Recruiter: "I was looking for you to say it's a fingerprint"
So I guess I was wrong, because despite explaining them in decent detail, I didn't use the one keyword.
A non-fingerprinting hash function - well, one example of one- is something that for similar inputs, produces the same output (similarity being defined by some distance metric). See, for example: https://en.wikipedia.org/wiki/Locality-sensitive_hashing and https://en.wikipedia.org/wiki/MinHash
Confusingingly, many functions that are used for similarity detection are called Fingerprints, (https://en.wikipedia.org/wiki/Acoustic_fingerprint), but I consider that a distinct use of the term.
But this is also the goal of non-crypto hash function like those used in a data structure no? Basically mapping a large space of inputs to a smaller space of outputs.
I would say the cryptographic hash is one the that has "desirable" security properties, things like not being able to recover the original input message using the hash, a tiny change in the input causes a substantial change in the output, or that its very unlikely that two inputs will produce a collision.
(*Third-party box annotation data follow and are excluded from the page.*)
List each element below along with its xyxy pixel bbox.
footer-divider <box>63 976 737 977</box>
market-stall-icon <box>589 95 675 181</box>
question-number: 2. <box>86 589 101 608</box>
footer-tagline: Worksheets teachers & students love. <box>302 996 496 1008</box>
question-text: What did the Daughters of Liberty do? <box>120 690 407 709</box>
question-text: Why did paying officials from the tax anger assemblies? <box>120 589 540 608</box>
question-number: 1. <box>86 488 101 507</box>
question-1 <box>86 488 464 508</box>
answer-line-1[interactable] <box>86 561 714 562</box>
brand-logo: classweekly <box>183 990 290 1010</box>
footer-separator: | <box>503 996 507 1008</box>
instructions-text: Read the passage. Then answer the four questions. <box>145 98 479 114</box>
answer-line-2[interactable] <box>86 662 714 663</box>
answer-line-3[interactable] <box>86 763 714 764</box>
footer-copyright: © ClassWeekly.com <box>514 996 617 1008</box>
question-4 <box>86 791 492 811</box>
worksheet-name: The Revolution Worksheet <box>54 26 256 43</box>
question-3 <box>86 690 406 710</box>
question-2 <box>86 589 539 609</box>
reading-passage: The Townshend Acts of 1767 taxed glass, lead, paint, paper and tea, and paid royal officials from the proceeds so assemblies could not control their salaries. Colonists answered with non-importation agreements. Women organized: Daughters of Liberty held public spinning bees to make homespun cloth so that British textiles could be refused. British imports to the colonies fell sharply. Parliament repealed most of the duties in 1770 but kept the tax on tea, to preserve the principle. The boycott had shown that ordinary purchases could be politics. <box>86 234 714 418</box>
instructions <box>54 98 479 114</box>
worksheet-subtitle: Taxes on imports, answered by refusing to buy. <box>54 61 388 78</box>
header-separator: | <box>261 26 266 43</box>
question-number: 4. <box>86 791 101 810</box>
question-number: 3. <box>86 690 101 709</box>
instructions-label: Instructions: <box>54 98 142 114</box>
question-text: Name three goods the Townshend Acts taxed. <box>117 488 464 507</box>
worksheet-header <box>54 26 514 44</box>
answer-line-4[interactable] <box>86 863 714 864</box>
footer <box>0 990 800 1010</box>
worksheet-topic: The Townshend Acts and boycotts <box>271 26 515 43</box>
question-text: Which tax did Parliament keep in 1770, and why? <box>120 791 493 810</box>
What matters is whether similar inputs get mapped to the same output. For the case where you want to minimize the probability that two inputs which are highly similar land in the same bucket, you want a crypto hash, although those are expensive so you want a cheaper approximation, which is exactly what fingerprint hashes do. The problem is that as the input values counts approach sqrt(output value size), you're going to start getting collisions, and ideally, you want those collisions to be evenly spaced.
In the case of a similarity hash function, you want the opposite, the closer things are in some metric space, the more likely they end in up in the same bucket.
That's what I was trying to say:
"a tiny change in the input causes a substantial change in the output."
But I probably didn't articulate that very well. I think we are saying the same thing.
You mentioned:
"The problem is that as the input values counts approach sqrt(output value size), you're going to start getting collisions"
Can you elaborate on the significant a square root here? Does this relate to the load factor?